- Born: October 28, 1792 North Yarmouth, Massachusetts, U.S.
- Died: December 15, 1872 (aged 80) Yarmouth, Maine, U.S.
- Resting place: Ledge Cemetery, Yarmouth, Maine, U.S.
- Occupation: Sea captain
- Spouse: Louisa Prince (1822–1872; his death)

= Theophilus Drinkwater =

American sea captain (1792–1872)

Theophilus Drinkwater (October 28, 1792 – December 15, 1872) was an American sea captain in the first half of the 19th century.

==Life and career==
Drinkwater was born in 1792, in North Yarmouth, Massachusetts (now in Maine), to Allen and Hannah Drinkwater.

Drinkwater's house stood at the southern end of today's Drinkwater Point Road, for whom the street is named.
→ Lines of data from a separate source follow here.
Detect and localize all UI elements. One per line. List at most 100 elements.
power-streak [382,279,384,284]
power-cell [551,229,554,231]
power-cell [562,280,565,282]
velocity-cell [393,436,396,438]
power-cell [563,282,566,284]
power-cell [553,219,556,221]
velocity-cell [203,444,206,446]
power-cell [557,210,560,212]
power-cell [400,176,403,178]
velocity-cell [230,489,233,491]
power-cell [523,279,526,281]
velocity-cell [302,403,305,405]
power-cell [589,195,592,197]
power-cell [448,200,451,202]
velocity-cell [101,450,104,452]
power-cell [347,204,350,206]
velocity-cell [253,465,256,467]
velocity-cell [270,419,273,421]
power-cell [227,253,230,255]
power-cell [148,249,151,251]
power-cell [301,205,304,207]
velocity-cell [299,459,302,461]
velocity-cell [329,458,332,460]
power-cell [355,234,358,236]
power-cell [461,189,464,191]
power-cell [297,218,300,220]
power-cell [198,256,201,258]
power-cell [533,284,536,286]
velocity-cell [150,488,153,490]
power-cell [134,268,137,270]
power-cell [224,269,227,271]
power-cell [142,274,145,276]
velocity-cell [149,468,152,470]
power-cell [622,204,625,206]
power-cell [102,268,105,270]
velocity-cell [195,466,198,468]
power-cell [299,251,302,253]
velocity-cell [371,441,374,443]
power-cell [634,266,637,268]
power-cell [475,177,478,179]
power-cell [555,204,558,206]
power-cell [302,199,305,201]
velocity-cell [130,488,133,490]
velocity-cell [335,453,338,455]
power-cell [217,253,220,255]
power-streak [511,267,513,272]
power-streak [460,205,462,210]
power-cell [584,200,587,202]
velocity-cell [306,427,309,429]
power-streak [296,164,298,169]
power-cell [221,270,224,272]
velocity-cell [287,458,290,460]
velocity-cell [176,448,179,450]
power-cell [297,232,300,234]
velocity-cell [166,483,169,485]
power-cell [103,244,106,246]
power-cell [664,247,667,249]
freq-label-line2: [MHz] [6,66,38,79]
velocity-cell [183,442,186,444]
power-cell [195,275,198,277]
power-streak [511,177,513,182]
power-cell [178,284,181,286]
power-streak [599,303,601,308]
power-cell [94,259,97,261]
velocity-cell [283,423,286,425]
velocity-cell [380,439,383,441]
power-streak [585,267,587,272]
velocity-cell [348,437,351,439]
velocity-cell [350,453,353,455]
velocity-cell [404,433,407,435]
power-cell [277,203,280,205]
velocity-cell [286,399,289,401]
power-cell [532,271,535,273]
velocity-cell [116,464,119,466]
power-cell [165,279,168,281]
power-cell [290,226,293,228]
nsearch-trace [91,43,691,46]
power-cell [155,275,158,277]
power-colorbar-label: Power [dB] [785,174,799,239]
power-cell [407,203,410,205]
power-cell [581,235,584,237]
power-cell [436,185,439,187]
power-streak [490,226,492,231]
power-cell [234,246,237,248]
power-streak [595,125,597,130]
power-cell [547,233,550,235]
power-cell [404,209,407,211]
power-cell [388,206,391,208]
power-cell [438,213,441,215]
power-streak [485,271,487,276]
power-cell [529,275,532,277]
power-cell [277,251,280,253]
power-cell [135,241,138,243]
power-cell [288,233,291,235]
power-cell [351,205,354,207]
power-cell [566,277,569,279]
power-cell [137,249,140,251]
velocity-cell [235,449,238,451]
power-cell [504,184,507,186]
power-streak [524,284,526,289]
The house was built in 1791 by his grandfather, Nicholas.

Theophilus married Louisa Prince in 1822. They had three children — Cornelia Amanda, Hannah Gray and Ferdinand.

Two months before Maine's admittance to the Union, Drinkwater became a founding member of the Chapel Religious Society in North Yarmouth.

In 1835, Drinkwater and his father purchased the homestead farm of Jonathan Moulton in North Yarmouth.

In 1853, he was listed as a stockholder in the Atlantic and St. Lawrence Railroad.

==Death==
Drinkwater died in 1872, aged 80. He is interred in Yarmouth's Ledge Cemetery alongside his wife, who survived him by six years, and Cornelia.